Kate McCombs, MPH is a NYC-based sex educator + blogger. She's the founder of Sex Geekdom, a global community for sex educators, researchers, and other folks who love having geeky conversations about sex.

  • Debby Herbenick

    My partner and I share the same differences in cleaning – I stack mail and scrub dirt. He’s tidy but rarely notices dust or dirt. Which means we both think that we, ourselves, are the clean ones and the other one is dirty.

  • Laura

    We are similar, but we both have worked it out so we each have our personal “jobs” around the house, some are “cleaning” (scrubbing things), and some are “tidying” (arranging things and de-cluttering).
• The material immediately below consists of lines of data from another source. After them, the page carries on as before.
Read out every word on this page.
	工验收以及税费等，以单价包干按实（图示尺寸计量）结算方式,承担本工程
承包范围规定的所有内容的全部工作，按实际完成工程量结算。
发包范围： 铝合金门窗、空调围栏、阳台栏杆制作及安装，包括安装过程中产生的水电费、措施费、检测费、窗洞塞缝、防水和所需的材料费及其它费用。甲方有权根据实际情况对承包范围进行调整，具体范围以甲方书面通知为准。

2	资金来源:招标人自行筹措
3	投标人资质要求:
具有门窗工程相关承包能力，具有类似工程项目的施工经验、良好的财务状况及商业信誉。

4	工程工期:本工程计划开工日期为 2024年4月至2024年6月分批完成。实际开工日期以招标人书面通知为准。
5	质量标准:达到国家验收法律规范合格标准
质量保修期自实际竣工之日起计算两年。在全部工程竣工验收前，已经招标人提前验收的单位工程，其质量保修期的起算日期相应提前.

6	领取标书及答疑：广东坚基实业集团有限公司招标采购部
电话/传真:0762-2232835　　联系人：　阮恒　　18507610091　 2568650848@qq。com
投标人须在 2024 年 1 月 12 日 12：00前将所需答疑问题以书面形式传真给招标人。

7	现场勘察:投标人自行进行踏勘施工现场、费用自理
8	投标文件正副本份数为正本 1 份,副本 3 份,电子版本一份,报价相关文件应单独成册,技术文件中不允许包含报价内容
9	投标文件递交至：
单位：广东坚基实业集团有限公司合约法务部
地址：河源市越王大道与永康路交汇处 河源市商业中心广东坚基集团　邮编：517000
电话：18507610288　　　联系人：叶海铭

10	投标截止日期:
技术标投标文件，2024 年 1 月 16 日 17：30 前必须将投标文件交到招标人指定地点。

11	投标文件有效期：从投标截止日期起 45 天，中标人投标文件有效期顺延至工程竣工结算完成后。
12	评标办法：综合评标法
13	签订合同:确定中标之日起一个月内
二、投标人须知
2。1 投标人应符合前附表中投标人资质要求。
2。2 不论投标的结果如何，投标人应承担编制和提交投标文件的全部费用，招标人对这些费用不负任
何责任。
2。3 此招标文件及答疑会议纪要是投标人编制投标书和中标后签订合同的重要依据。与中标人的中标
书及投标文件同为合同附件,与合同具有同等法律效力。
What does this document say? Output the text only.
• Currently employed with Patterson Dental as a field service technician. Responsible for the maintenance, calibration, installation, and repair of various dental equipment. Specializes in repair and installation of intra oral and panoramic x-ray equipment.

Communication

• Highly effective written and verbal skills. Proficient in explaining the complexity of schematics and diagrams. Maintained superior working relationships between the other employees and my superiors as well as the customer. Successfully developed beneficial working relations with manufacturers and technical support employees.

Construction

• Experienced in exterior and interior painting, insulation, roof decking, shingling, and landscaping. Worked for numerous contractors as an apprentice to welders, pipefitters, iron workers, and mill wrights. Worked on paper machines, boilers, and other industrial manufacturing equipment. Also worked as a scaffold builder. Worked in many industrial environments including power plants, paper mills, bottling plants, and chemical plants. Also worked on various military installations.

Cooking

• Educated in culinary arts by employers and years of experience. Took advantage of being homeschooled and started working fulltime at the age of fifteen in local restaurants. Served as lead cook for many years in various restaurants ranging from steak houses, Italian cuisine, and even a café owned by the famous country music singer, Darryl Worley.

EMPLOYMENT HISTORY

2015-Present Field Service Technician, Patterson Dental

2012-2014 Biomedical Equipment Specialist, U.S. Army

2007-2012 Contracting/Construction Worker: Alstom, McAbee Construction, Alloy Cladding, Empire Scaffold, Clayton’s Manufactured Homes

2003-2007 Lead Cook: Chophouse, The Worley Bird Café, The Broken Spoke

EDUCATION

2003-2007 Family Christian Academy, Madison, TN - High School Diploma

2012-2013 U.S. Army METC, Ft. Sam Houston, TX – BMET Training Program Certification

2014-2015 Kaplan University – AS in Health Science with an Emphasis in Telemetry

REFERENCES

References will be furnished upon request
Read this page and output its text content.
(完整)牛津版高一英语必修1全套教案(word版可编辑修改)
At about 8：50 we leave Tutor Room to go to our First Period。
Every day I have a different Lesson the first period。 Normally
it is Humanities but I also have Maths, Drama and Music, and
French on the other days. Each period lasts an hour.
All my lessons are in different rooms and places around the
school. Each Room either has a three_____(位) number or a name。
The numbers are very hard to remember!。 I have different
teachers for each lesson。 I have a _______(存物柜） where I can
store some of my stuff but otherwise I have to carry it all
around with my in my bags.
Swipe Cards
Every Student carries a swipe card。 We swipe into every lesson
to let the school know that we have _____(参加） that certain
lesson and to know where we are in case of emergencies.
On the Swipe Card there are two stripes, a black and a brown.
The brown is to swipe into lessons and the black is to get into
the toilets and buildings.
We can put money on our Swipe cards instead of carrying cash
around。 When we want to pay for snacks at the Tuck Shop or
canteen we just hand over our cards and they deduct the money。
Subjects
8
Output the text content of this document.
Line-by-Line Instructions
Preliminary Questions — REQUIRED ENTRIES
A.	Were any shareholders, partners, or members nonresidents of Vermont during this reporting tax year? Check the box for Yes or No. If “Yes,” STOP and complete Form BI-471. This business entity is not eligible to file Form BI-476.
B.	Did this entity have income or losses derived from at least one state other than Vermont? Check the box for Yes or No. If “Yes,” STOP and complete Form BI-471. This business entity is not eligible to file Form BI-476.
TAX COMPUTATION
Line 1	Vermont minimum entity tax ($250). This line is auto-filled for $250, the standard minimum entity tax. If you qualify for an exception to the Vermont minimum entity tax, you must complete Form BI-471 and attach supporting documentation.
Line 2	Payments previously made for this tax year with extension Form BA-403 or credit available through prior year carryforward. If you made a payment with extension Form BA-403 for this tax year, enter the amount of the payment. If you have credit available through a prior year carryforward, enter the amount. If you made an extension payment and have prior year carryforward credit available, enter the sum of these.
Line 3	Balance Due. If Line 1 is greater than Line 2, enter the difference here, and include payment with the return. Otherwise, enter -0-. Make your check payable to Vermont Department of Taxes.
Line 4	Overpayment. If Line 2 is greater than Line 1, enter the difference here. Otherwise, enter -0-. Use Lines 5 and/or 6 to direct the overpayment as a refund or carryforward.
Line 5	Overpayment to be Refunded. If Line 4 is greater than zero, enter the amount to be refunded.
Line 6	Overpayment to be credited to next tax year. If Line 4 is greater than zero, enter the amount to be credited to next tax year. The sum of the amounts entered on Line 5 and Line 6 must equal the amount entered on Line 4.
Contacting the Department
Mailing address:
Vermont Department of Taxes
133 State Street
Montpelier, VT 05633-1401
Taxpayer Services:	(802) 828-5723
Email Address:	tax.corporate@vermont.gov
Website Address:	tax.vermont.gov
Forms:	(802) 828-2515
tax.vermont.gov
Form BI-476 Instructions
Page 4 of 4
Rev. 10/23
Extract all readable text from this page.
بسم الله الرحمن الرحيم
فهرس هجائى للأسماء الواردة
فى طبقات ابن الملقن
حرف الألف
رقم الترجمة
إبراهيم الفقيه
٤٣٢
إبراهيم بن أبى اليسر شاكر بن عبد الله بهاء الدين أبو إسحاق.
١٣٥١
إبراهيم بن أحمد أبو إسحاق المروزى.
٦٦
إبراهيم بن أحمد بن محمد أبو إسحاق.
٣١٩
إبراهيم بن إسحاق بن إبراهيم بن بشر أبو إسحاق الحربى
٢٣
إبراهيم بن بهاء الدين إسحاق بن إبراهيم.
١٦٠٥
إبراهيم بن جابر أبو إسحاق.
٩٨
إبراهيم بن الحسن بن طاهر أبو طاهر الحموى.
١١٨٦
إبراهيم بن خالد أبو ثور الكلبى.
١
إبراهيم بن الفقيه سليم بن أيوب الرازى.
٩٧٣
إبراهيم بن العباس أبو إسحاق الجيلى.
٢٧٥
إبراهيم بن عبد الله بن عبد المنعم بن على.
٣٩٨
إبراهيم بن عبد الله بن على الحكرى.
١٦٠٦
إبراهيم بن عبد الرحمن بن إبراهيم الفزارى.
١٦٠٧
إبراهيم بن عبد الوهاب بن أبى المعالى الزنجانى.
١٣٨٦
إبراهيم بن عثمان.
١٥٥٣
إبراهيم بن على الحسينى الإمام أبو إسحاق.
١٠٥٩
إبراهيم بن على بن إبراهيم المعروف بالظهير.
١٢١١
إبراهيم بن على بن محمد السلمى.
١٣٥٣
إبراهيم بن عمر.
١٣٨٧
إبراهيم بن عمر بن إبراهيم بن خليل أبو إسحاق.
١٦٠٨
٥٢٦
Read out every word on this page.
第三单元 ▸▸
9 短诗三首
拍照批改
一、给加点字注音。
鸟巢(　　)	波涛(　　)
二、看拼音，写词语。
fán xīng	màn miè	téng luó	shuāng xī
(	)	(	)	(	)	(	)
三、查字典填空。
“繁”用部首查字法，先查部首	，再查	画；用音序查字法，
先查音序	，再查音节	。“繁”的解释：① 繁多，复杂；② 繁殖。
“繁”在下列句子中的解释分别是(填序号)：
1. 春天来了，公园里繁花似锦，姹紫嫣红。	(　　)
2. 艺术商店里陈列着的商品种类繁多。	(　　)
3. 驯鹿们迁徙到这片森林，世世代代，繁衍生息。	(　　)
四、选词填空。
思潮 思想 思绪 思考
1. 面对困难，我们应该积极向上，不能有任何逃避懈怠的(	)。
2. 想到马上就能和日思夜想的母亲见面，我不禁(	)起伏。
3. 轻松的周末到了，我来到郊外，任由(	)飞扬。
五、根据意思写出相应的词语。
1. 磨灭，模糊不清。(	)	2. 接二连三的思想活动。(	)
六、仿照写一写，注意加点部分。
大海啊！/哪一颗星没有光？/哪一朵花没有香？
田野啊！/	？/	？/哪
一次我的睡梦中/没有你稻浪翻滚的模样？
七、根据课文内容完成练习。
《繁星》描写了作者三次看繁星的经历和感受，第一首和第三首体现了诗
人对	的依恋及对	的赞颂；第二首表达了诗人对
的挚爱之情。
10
But since we are humans who actually inhabit our space daily, there is always something more to do. Even better than figuring out what each of our roles in housekeeping are was realizing that there is a level of mess that we can live with, because perfection is an unattainable and unrealistic goal.

  • JH

    Great post! Welcome to MSP!

  • Kate McCombs

    I’m glad you liked the post and thank you for the welcome!

  • Kate McCombs

    I love that you said, “a level of mess that we can live with.” I think that’s an important point. Very often, there are things in your life more important than cleaning. I think being comfortable with a certain amount of chaos and uncertainty helps make relationships, and life in general, more wonderful.

  • Kate McCombs

    I’m curious if there is a gender component to this differing definitions thing – I would guess so. Any thoughts about why? Another thought: my husband is far-sighted and I’ve suspected his lack of dirt awareness can be partially attributable to his vision. Conversely, I’m near-sighted. I wonder if there’s anything to that?

    I love hearing that you and your partner also have this issue: I feel a lovely sense of shared reality!

  • Tiffany Neal

    Hi Kate! I’m the one who cares about tidiness, and my husband about cleanliness. Just another counter-example for your gender stats. ;) But anyway, I agree about how important it is to clarify understanding in all aspects of a relationship. Keep up the great blogging!